Dia juga merekam dirinya sendiri saat mendonorkan darah di Rumah Sakit Martir Al-Aqsa, yang telah dibom Israel beberapa kali pada tahun lalu sebelum pengeboman yang menewaskannya. "Kami melihat begitu banyak korban luka, banyak anak-anak yang sangat membutuhkan darah," kata Shaaban. "Yang kami tuntut hanyalah gencatan senjata dan tragedi ini harus diakhiri".
Dalam beberapa video, Shaaban meminta sumbangan untuk membantu keluarganya mengungsi ke Mesir.
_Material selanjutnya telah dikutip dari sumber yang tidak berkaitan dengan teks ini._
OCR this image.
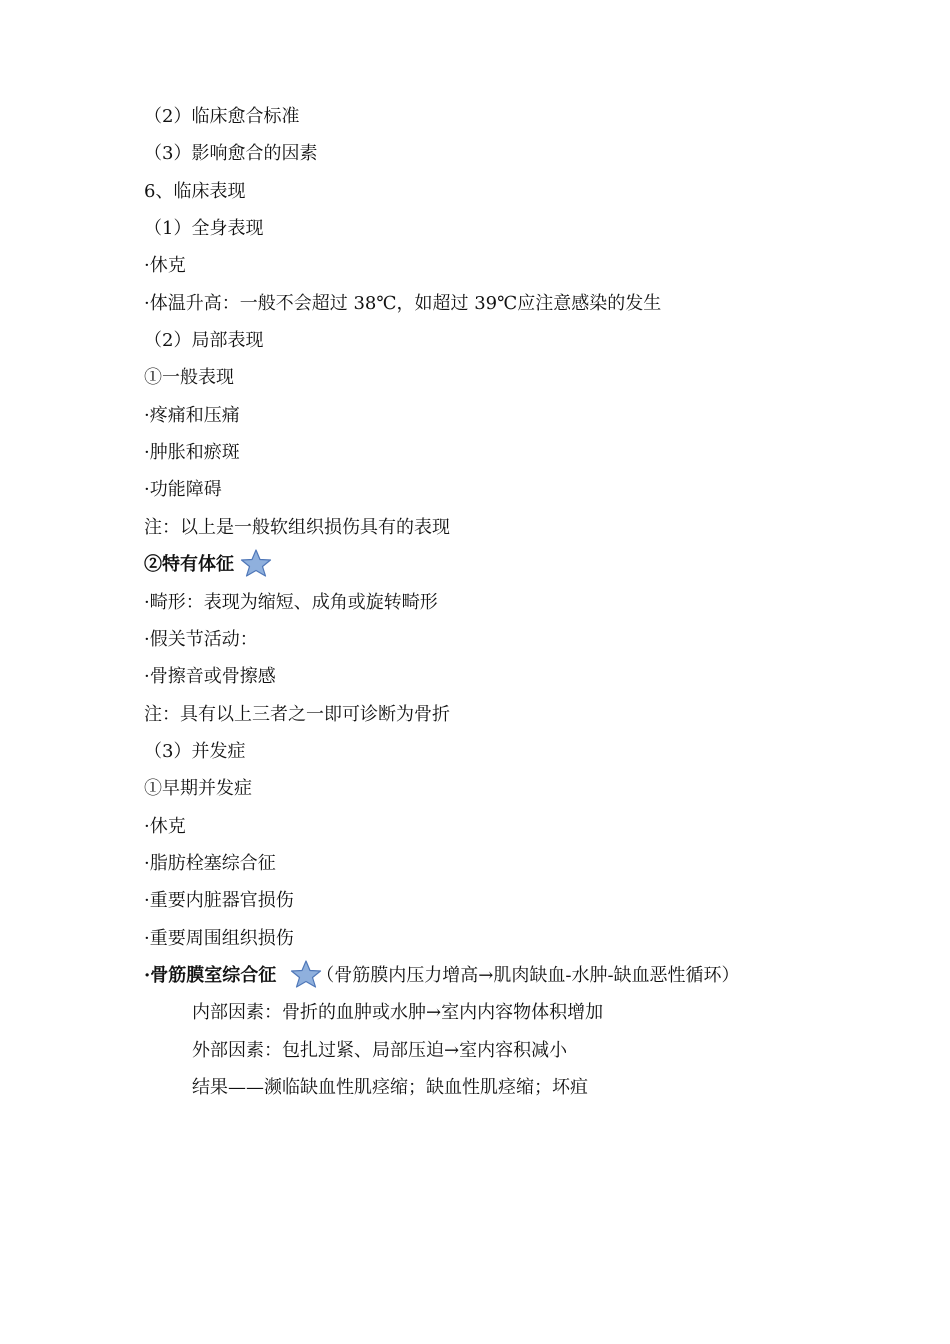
（2）临床愈合标准
（3）影响愈合的因素
6、临床表现
（1）全身表现
·休克
·体温升高：一般不会超过 38℃，如超过 39℃应注意感染的发生
（2）局部表现
①一般表现
·疼痛和压痛
·肿胀和瘀斑
·功能障碍
注：以上是一般软组织损伤具有的表现
②特有体征
·畸形：表现为缩短、成角或旋转畸形
·假关节活动：
·骨擦音或骨擦感
注：具有以上三者之一即可诊断为骨折
（3）并发症
①早期并发症
·休克
·脂肪栓塞综合征
·重要内脏器官损伤
·重要周围组织损伤
·骨筋膜室综合征 （骨筋膜内压力增高→肌肉缺血-水肿-缺血恶性循环）
内部因素：骨折的血肿或水肿→室内内容物体积增加
外部因素：包扎过紧、局部压迫→室内容积减小
结果——濒临缺血性肌痉缩；缺血性肌痉缩；坏疽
"165 hari genosida terus menerus terhadap kami", katanya dalam salah satu video.
"Lima bulan kami tinggal di tenda." "Saya merawat keluarga saya, karena saya yang tertua," katanya dalam video lainnya, menambahkan bahwa orang tuanya, dua saudara perempuan dan dua saudara laki-lakinya telah mengungsi sebanyak lima kali sebelum menemukan tempat perlindungan di halaman rumah sakit. "Satu-satunya yang memisahkan kami dari suhu dingin adalah tenda yang kami bangun sendiri."
Ayahnya, Ahmad al-Dalou, yang menderita luka bakar parah, mengatakan kepada Al Jazeera bahwa dampak dari serangan tersebut mendorongnya keluar dari tenda, di mana ia dengan cepat menyadari bahwa api telah menelan anak-anaknya. Dia berhasil menyelamatkan dua dari mereka.
"Setelah itu, api melahap semuanya. Saya tidak bisa menyelamatkan siapa pun," katanya. "Saya melakukan apa yang saya bisa".
Ahmad mengatakan bahwa Shaaban berharap bisa belajar di luar negeri untuk menjadi dokter, tetapi dia ingin agar anaknya tetap dekat dengan rumah. "Sekarang, saya berharap saya telah mengirimnya", katanya.